Wu Lei's emphatic beginning in Spain holds a great significance for Chinese soccer as his predecessors hardly carved a niche for themselves in the highest echelons of European club football.

They hardly found a place in the playing eleven in the past even though a handful of Chinese soccer players did make it to the teams in the world's best leagues.

Earlier, Zhang Chengdong, a former Beijing Guoan winger, was transferred to La Liga side Rayo Vallecano on loan for the 2015-16 season, but despite being the first Chinese soccer player to play in La Liga, Zhang failed to score a single goal for his side after making just four appearances for his side.

Charlton's Zheng Zhi in action during the Coca-Cola Championship match at Molineux Statidum, in Wolverhampton, England, UK, March 14, 2009. /VCG File Photo

Charlton's Zheng Zhi in action during the Coca-Cola Championship match at Molineux Statidum, in Wolverhampton, England, UK, March 14, 2009. /VCG File Photo

Former Chinese captain and Asian Soccer Player of the Year winner, Zheng Zhi, scored 9 goals in his 67 appearances playing for the then English Premier League side Charlton Athletic between 2007 and 2009.

Shao Jiayi, who played ten years both Bundesliga 1 and 2 in Germany, did manage to score 4 goals in his five seasons in the German league. The former Beijing Guoan player had spent 2 seasons with 1860 Munchen and the remaining three with Energie Cottbus in his five years stint in Bundesliga.

Another Chinese soccer player who followed Shao to Bundesliga was Beijing Guoan midfielder Zhang Xizhe, who was signed by German club Wolfsburg for the 2014-2015 season. He, however, failed to make a single appearance before coming back to the Chinese capital.
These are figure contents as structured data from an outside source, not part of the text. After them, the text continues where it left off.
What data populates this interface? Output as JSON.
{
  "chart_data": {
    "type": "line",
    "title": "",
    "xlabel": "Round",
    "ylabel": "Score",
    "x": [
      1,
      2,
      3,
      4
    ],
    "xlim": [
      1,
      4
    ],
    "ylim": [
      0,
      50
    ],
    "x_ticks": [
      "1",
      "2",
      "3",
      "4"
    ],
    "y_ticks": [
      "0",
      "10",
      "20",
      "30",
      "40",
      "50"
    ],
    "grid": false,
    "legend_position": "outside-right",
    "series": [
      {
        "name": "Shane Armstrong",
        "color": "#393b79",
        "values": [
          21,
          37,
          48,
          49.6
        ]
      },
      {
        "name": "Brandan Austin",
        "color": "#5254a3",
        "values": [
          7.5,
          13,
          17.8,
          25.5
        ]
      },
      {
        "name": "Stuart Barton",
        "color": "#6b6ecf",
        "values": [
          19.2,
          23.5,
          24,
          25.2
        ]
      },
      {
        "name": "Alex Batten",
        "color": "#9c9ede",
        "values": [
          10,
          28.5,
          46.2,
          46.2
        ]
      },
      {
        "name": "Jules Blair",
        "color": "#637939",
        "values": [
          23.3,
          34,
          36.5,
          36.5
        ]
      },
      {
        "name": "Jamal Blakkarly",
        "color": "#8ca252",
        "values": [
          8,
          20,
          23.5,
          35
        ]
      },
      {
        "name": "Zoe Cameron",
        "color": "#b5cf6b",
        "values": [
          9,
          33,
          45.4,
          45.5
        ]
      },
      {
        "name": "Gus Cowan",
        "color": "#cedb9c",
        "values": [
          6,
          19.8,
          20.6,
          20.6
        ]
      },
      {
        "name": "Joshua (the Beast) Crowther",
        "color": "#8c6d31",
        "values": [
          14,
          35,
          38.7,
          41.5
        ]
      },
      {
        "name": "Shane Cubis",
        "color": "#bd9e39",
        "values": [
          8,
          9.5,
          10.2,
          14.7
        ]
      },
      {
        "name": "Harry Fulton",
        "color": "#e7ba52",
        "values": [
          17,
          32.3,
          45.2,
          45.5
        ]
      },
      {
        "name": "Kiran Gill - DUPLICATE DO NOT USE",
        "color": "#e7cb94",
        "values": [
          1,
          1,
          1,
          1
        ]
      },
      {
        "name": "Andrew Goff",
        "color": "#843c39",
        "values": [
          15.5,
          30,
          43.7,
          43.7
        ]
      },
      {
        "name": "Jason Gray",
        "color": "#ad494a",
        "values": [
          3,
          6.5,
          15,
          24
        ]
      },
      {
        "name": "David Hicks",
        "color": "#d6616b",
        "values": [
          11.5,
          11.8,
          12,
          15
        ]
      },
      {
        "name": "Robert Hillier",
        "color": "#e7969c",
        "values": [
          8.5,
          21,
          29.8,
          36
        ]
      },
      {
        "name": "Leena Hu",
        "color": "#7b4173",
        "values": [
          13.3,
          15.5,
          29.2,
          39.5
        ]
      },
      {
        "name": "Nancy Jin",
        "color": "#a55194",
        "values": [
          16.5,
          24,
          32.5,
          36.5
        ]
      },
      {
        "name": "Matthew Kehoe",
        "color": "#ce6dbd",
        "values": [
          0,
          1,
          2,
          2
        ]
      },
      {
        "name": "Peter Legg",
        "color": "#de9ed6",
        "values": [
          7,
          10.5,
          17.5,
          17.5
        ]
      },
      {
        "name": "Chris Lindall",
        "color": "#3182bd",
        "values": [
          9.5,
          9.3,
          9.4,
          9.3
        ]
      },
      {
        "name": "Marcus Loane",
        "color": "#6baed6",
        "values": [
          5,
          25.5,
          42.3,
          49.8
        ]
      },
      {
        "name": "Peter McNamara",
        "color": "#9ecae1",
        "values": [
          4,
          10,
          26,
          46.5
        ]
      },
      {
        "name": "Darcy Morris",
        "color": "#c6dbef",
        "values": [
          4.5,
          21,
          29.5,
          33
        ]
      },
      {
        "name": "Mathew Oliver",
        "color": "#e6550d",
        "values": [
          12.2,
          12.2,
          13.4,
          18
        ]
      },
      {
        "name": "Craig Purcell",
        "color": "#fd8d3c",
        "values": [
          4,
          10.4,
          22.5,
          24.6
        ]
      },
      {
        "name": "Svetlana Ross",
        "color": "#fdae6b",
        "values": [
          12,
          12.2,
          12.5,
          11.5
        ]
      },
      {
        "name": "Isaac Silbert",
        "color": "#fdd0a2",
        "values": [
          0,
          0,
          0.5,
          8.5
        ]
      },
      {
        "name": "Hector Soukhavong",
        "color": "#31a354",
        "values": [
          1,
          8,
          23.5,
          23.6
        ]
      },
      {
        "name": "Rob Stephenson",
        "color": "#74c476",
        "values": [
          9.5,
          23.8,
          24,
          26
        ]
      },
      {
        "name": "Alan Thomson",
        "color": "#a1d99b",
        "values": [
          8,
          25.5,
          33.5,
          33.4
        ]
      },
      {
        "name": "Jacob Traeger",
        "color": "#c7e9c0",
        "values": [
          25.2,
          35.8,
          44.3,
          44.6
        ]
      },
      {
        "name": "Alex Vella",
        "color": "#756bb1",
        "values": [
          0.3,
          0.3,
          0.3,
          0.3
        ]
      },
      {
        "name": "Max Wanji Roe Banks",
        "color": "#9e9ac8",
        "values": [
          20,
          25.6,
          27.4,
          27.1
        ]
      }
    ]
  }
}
Manchester City's Sun Jihai celebrates scoring their third goal against Charlton Athletic, March 23, 2005. /VCG File Photo

Manchester City's Sun Jihai celebrates scoring their third goal against Charlton Athletic, March 23, 2005. /VCG File Photo

One of the recent failures in European soccer is striker Zhang Yuning, who had been on the books of English championship club West Bromwich Albion F.C. since joining from Dutch side Vitesse in 2017. He failed to make an appearance for the Baggies after a loan spell at Werder Bremen, where he also didn't find a place in the playing eleven. He was sent on loan to another Dutch side, Den Haag, where the 22-year-old played six times, before making his recent return to China as he has joined Beijing Guoan just a few days ago.

However, Sun Jihai is probably the best example of a Chinese player making his way in Europe. The now-retired Sun was the first East-Asian soccer player to score in the Premier League when he found the net for Manchester City in 2002. He was also the first Chinese soccer player to score in the UEFA Cup. During his six years with the Premier League titans, he scored four times in 135 matches despite playing as a defender. He subsequently had a brief spell with Sheffield United which was followed by his return to China in 2009.